All of which is sound enough and easy enough for everyone in Whitehall to nod sagely at before signing off the next multi-million pound contract to a US cloud services provider.

Organizing for Delivery also produces its own ‘lessons’, but in reading those, my eye was caught by the comments offered on Twitter by Mark O’Neill, one of the co-founders GDS back in the day, former Chief Digital Officer at the UK Department for Education and someone whose view on public sector tech has always been well-worth taking on board - check out his twitter handle @marxculture.

Of the eight recommendations in Organizing for Delivery, I can't do better than repeating what O’Neill says - quoting from twitter:

(1) Build mechanisms to put the citizen at the heart of all design decisions

Or, more simply, ‘What’s the user need?’. Which has been mandatory since 2011. The core problem with this is that, to be blunt, government is not always about “put(ting) the citizen at the heart of all design decisions.” UC and other benefits, immigration…There are many services where the Minister is at the heart not the citizen.

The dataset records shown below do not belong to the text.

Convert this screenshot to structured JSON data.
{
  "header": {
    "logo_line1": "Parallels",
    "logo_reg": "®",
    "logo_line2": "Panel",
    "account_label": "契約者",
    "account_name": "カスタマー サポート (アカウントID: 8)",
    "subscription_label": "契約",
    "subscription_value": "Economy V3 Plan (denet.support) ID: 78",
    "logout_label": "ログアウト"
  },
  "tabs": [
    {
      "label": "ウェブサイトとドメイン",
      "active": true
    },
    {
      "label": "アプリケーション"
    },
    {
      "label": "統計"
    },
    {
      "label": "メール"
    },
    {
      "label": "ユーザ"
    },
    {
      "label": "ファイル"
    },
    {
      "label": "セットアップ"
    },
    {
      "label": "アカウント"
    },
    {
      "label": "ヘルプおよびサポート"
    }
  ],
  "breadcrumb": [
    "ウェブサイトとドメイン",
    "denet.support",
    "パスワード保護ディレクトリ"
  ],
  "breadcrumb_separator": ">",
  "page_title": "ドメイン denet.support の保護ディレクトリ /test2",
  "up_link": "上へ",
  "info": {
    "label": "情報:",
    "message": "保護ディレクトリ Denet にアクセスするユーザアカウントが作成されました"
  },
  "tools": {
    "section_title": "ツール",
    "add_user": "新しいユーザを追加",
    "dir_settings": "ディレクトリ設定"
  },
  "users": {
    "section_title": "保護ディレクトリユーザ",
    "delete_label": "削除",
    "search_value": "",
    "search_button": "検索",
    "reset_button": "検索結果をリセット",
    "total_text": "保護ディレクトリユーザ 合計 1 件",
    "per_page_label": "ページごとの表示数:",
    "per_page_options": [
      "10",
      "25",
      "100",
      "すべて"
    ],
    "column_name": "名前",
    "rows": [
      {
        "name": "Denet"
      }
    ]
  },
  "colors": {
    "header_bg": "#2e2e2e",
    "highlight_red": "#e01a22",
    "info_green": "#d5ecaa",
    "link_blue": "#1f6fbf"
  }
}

(2) Strengthen the accountability of Departments and their Permanent Secretaries

Which is not wrong but appears in every such report on every function in government. Why will making this recommendation this time be different?

(3) Hire a Permanent Secretary level head of function

Why? I am not opposing the idea but there is no clarity how such a person will make a difference. And my own experience is that anyone in the role will leave in despair within 2 years.

(4) Re-focus and add teeth to the centre

All the things in this section are essentially a list of what GDS did for its first 5 years. Without understanding why GDS ceased doing those things it risks being built on sand.

(5) Create clear investment swim lanes to address the legacy debt

(6) Set up a quarterly business review process.

It’s deja vu all over again.

(7) Invest in developing the technical fluency of senior civil service leadership

We have a key saying in design - “The purpose of any system is what it does”. The Civil Service leadership system generates a particular “caste” of people. If you want to change that “caste” then you need to change the system itself. That would require a radical rethinking of the Civil Service rather than a couple of days on a course in Oxford.

(8) Create a Government data application centre of excellence

This has been a recommendation in every report since data started being collected. It is not wrong, better APIs and open data standards are a good thing. But what is the citizen need here? Working in any large bureaucracy is like being on a merry-go-round. You are always in motion but the same sights keep coming round again and again. So too, it seems, does the need for the original GDS.

You’ll get no argument from me on any of that.

It's the hope that gets you...

There  was a brief period in the UK under Francis Maude when he and the emergent GDS team looked like a positive wave of change in how the public sector delivered digital transformation and the big ticket tech vendors bemoaned their lot, with the then CEO of CGI complaining:

You’ll be aware that the government is making life difficult for IT vendors. I find this adversarial approach quite unhealthy.

Those days are firmly in the rear mirror. The oligopoly empire struck back. In Washington, the US Digital Service has at least managed to survive the Trump era, although it was a close run thing, and is now doing interesting work on its mission.

But we’ll all be back soon to discuss the latest ‘IT cock-up’ - © mainstream media coverage of hugely expensive and utterly avoidable technology-centric debacle.